Dorthin gehen, wo die Jobs sind
Arbeitsmarkt Südösterreich. Kärnten hat die schöneren Freizeitmöglichkeiten, die Steiermark die besseren Konjunkturchancen. Vielleicht kann ja ein Land vom anderen lernen.
Wer investiert denn bei uns noch?“, seufzt Gerhard Genser, Leiter der Wirtschaftspolitik der Kärntner Wirtschaftskammer. Übervorsichtige Lokalbehörden, die Gutachten über Gutachten einforderten, machten die Sache nicht einfacher. Sie lähmten die Investitionsfreude mindestens so wie die gedämpfte Konjunktur der letzten Jahre.

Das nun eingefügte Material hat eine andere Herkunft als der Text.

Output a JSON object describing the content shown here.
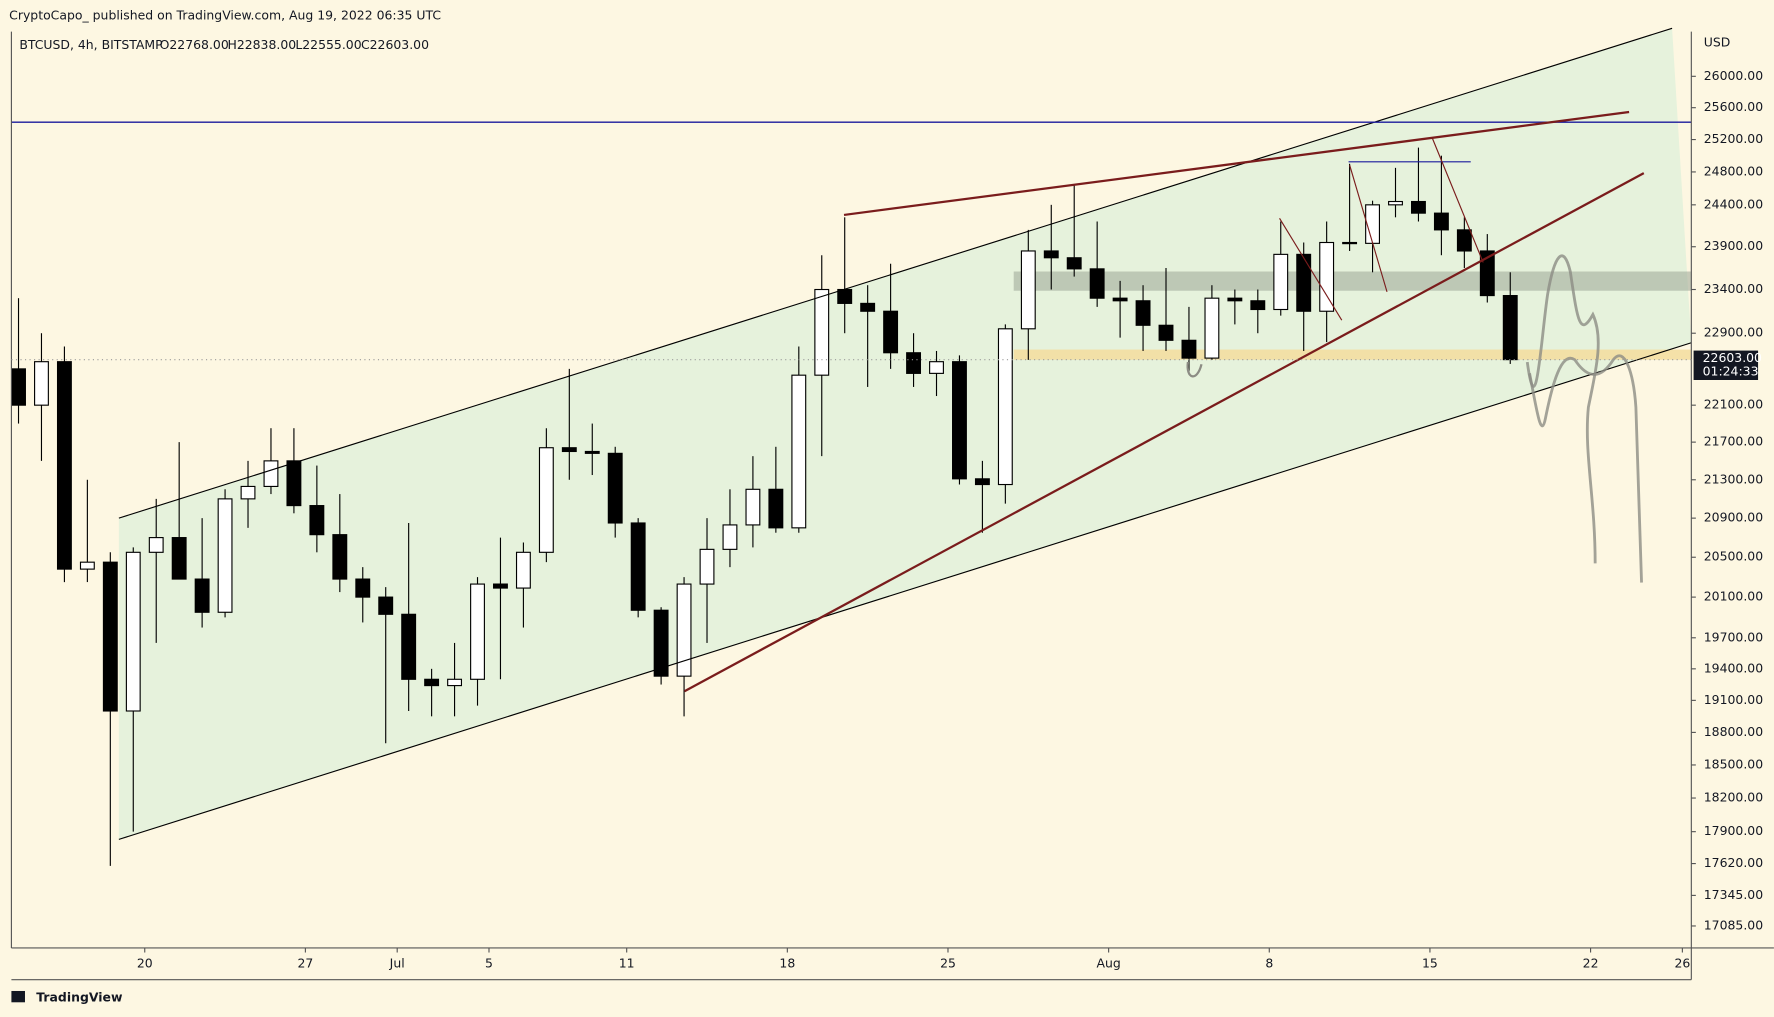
{
  "header": {
    "published": "CryptoCapo_  published on TradingView.com, Aug 19, 2022 06:35 UTC",
    "symbol": "BTCUSD, 4h, BITSTAMP",
    "open": "O22768.00",
    "high": "H22838.00",
    "low": "L22555.00",
    "close": "C22603.00",
    "countdown": "01:24:33",
    "footer": "TradingView"
  },
  "chart_data": {
    "type": "candlestick",
    "log": true,
    "y_axis_label": "USD",
    "xlim": [
      -5.81,
      67.39
    ],
    "ylim": [
      16900,
      26580
    ],
    "xticks": [
      {
        "value": 0,
        "label": "20"
      },
      {
        "value": 7,
        "label": "27"
      },
      {
        "value": 11,
        "label": "Jul"
      },
      {
        "value": 15,
        "label": "5"
      },
      {
        "value": 21,
        "label": "11"
      },
      {
        "value": 28,
        "label": "18"
      },
      {
        "value": 35,
        "label": "25"
      },
      {
        "value": 42,
        "label": "Aug"
      },
      {
        "value": 49,
        "label": "8"
      },
      {
        "value": 56,
        "label": "15"
      },
      {
        "value": 63,
        "label": "22"
      },
      {
        "value": 67,
        "label": "26"
      }
    ],
    "yticks": [
      {
        "value": 26000,
        "label": "26000.00"
      },
      {
        "value": 25600,
        "label": "25600.00"
      },
      {
        "value": 25200,
        "label": "25200.00"
      },
      {
        "value": 24800,
        "label": "24800.00"
      },
      {
        "value": 24400,
        "label": "24400.00"
      },
      {
        "value": 23900,
        "label": "23900.00"
      },
      {
        "value": 23400,
        "label": "23400.00"
      },
      {
        "value": 22900,
        "label": "22900.00"
      },
      {
        "value": 22100,
        "label": "22100.00"
      },
      {
        "value": 21700,
        "label": "21700.00"
      },
      {
        "value": 21300,
        "label": "21300.00"
      },
      {
        "value": 20900,
        "label": "20900.00"
      },
      {
        "value": 20500,
        "label": "20500.00"
      },
      {
        "value": 20100,
        "label": "20100.00"
      },
      {
        "value": 19700,
        "label": "19700.00"
      },
      {
        "value": 19400,
        "label": "19400.00"
      },
      {
        "value": 19100,
        "label": "19100.00"
      },
      {
        "value": 18800,
        "label": "18800.00"
      },
      {
        "value": 18500,
        "label": "18500.00"
      },
      {
        "value": 18200,
        "label": "18200.00"
      },
      {
        "value": 17900,
        "label": "17900.00"
      },
      {
        "value": 17620,
        "label": "17620.00"
      },
      {
        "value": 17345,
        "label": "17345.00"
      },
      {
        "value": 17085,
        "label": "17085.00"
      }
    ],
    "last_price": {
      "value": 22603,
      "label": "22603.00"
    },
    "up_color": "#ffffff",
    "down_color": "#000000",
    "x": [
      -6,
      -5,
      -4,
      -3,
      -2,
      -1,
      0,
      1,
      2,
      3,
      4,
      5,
      6,
      7,
      8,
      9,
      10,
      11,
      12,
      13,
      14,
      15,
      16,
      17,
      18,
      19,
      20,
      21,
      22,
      23,
      24,
      25,
      26,
      27,
      28,
      29,
      30,
      31,
      32,
      33,
      34,
      35,
      36,
      37,
      38,
      39,
      40,
      41,
      42,
      43,
      44,
      45,
      46,
      47,
      48,
      49,
      50,
      51,
      52,
      53,
      54,
      55,
      56,
      57,
      58,
      59
    ],
    "open": [
      22500,
      22100,
      22580,
      20380,
      20450,
      19000,
      20550,
      20700,
      20280,
      19950,
      21100,
      21230,
      21500,
      21030,
      20730,
      20280,
      20100,
      19930,
      19300,
      19240,
      19300,
      20230,
      20190,
      20550,
      21640,
      21600,
      21580,
      20850,
      19970,
      19330,
      20230,
      20580,
      20830,
      21200,
      20800,
      22430,
      23400,
      23240,
      23150,
      22680,
      22450,
      22580,
      21310,
      21250,
      22950,
      23850,
      23770,
      23640,
      23300,
      23270,
      22990,
      22820,
      22620,
      23300,
      23270,
      23170,
      23810,
      23150,
      23950,
      23940,
      24400,
      24440,
      24300,
      24100,
      23850,
      23330
    ],
    "high": [
      23300,
      22900,
      22750,
      21300,
      20550,
      20600,
      21100,
      21700,
      20900,
      21200,
      21500,
      21850,
      21850,
      21450,
      21150,
      20400,
      20200,
      20850,
      19400,
      19650,
      20300,
      20700,
      20650,
      21850,
      22500,
      21900,
      21650,
      20900,
      20000,
      20300,
      20900,
      21200,
      21550,
      21650,
      22750,
      23800,
      24250,
      23450,
      23700,
      22900,
      22700,
      22650,
      21500,
      23000,
      24100,
      24400,
      24650,
      24200,
      23500,
      23450,
      23650,
      23200,
      23450,
      23400,
      23400,
      24200,
      23950,
      24200,
      24900,
      24450,
      24850,
      25100,
      25000,
      24250,
      24050,
      23600
    ],
    "low": [
      21900,
      21500,
      20250,
      20250,
      17600,
      17900,
      19650,
      20350,
      19800,
      19900,
      20800,
      21150,
      20950,
      20550,
      20150,
      19850,
      18700,
      19000,
      18950,
      18950,
      19050,
      19300,
      19800,
      20450,
      21300,
      21350,
      20700,
      19900,
      19250,
      18950,
      19650,
      20400,
      20600,
      20750,
      20750,
      21550,
      22900,
      22300,
      22500,
      22300,
      22200,
      21250,
      20750,
      21050,
      22600,
      23400,
      23550,
      23200,
      22850,
      22700,
      22700,
      22450,
      22600,
      23000,
      22900,
      23100,
      22700,
      22800,
      23850,
      23600,
      24250,
      24200,
      23800,
      23650,
      23250,
      22555
    ],
    "close": [
      22100,
      22580,
      20380,
      20450,
      19000,
      20550,
      20700,
      20280,
      19950,
      21100,
      21230,
      21500,
      21030,
      20730,
      20280,
      20100,
      19930,
      19300,
      19240,
      19300,
      20230,
      20190,
      20550,
      21640,
      21600,
      21580,
      20850,
      19970,
      19330,
      20230,
      20580,
      20830,
      21200,
      20800,
      22430,
      23400,
      23240,
      23150,
      22680,
      22450,
      22580,
      21310,
      21250,
      22950,
      23850,
      23770,
      23640,
      23300,
      23270,
      22990,
      22820,
      22620,
      23300,
      23270,
      23170,
      23810,
      23150,
      23950,
      23940,
      24400,
      24440,
      24300,
      24100,
      23850,
      23330,
      22603
    ]
  }
}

Die Folgen für den Arbeitsmarkt liegen auf der Hand. Er präsentiert sich mau, wenngleich auch in Kärnten nach den üblichen Verdächtigen – Fachkräften und IT – gefahndet wird.
Die Beschäftigung ist ohnehin nicht der erste Hebel. Ohne Investitionen kein Arbeitskräftezuwachs, also kurbelt man Erstere an. Mit einer Investitionsplattform, die Ideen und Geldgeber zusammenbringt, oder mit einer Investitionszuwachsprämie von zehn Prozent. Und dann sind dem Kärntner Wirtschaftsförderungsfonds KWF vergangenes Jahr 15 Millionen Euro an nicht ausgeschütteten Förderungen übrig geblieben. Sie warten noch immer auf Projekte.
Köder für die Jungen
140 Kilometer nordöstlich in Graz ortet Ewald Verhounig, steirischer WK-Leiter der Wirtschafts- und Standortentwicklung, einen Aufwärtstrend. Groß- und Mittelbetriebe stellten schon ein, freut er sich, nur die Kleinen noch nicht. „Entlang der Stärkefelder der Steiermark“würden sich die offenen Positionen reihen, Automotive, Maschinenbau, Metall und IT, alles exportierende Branchen. Dass nicht noch mehr rekrutiert werde, sei der Sorge vor dem Brexit und der Entwicklung der Türkei geschuldet.
Vor zehn Jahren machte den steirischen Personalisten noch die bescheidene Mobilität ihrer Landsleute zu schaffen. Ein Deutschlandsberger pendelte vielleicht noch nach Graz, ein Grazer kaum nach Deutschlandsberg.
Das ist heute anders. Die Arbeitskräfte gehen dorthin, wo die Jobs sind (mit Ausnahme der Geringqualifizierten, die am schwersten zu vermitteln sind). Murau weist gar eine rekordverdächtige Pendlerquote von 20 Prozent auf. Der Grund: „Reine Prestigesache. Arbeit zu haben hat dort exorbitant hohen Stellenwert.“
Andere frühere Krisenregionen putzten sich heraus, um der boomenden Landeshauptstadt Paroli zu bieten. Diese zieht nicht nur der Universität wegen junge Leute ge- radezu magnetisch an. Finden sie dort aber keinen Job, kehren sie in ihre Heimatgemeinden zurück. Warum also diese nicht von vornherein so attraktiv gestalten, dass die Jungen gar nicht weggehen?
Leoben, begünstigt durch die Montanuniversität, machte es vor. Es schloss sich mit Bruck und Kapfenberg in „sanfter Urbanität“zusammen und schuf Freizeitmöglichkeiten, wie sie sonst nur die großen Städte haben.
Es funktionierte. Wer jung sei, sagt Verhounig, erliege der Anziehungskraft von Graz: „Hat man aber erst Familie, ist man froh über ein Rückzugsgebiet.“Jetzt will man das Konzept über die gesamte Mur-Mürzfurche ausdehnen.